Siembra vientos

Trobada Internacional de Performance i Art dÀcció, Espai Sonor d´Art Contemporani de Castelló, España, 2010.

En esa época residía en Londres, donde una nube de cenizas volcánicas procedente de Islandia “limpió” sus concurridos cielos del tráfico aéreo. Más de 95.000 vuelos fueron cancelados en Europa. Cuando, tras 8 días de silencio, volví a sentir un avión sobrevolando la ciudad, me sorprendió enormemente el ruido atronador que me envolvió.

Pero el cerebro sabe cómo anular la información auditiva que no nos interesa por más intensa que ésta sea y al cabo de una semana, mi oído selectivo dejó de dar importancia a este tema.
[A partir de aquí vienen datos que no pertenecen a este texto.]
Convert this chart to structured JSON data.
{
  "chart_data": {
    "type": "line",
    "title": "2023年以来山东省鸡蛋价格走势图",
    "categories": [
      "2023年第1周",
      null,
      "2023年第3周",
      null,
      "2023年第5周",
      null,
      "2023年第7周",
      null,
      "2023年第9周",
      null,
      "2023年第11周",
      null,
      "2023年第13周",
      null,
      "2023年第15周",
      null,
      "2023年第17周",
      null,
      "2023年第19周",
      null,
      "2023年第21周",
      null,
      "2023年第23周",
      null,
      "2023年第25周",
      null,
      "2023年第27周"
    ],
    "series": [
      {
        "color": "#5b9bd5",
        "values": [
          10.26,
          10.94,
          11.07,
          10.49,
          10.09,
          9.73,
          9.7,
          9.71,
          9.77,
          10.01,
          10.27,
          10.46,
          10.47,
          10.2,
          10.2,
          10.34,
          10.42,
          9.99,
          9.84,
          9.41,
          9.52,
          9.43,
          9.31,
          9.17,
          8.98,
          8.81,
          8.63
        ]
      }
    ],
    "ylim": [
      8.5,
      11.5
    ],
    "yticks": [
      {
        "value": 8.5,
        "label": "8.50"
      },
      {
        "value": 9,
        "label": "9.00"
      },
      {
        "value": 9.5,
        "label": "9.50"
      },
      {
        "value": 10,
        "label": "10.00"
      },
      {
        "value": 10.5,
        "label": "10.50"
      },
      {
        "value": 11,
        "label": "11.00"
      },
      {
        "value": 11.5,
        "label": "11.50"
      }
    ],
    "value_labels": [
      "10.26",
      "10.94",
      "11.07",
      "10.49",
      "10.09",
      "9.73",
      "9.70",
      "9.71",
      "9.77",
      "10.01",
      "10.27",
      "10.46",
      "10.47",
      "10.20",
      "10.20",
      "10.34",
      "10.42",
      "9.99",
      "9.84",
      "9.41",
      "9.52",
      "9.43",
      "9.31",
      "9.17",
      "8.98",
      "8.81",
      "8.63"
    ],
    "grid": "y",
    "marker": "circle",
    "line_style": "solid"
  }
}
No tanto yo.

Con esta acción quise poner “la mirada en el cielo” para reflexionar sobre las consecuencias que el tráfico aéreo tiene sobre nuestras vidas y nuestro mundo.

Usé una máquina de hielo seco en una sala de altos techos para crear una atmósfera celeste. Sobre una base, coloqué una caja que contenía unos 500 aviones de papel y me dediqué a lanzarlos por todas partes mientras iba avanzando en línea recta.
Poco a poco, los asistentes empezaron a recoger aviones y relanzarlos, creando nuevas “líneas aéreas” en lo que acabó convirtiéndose en una auténtica guerra de aviones.  Jugando a ser dioses, volvimos a ser niños.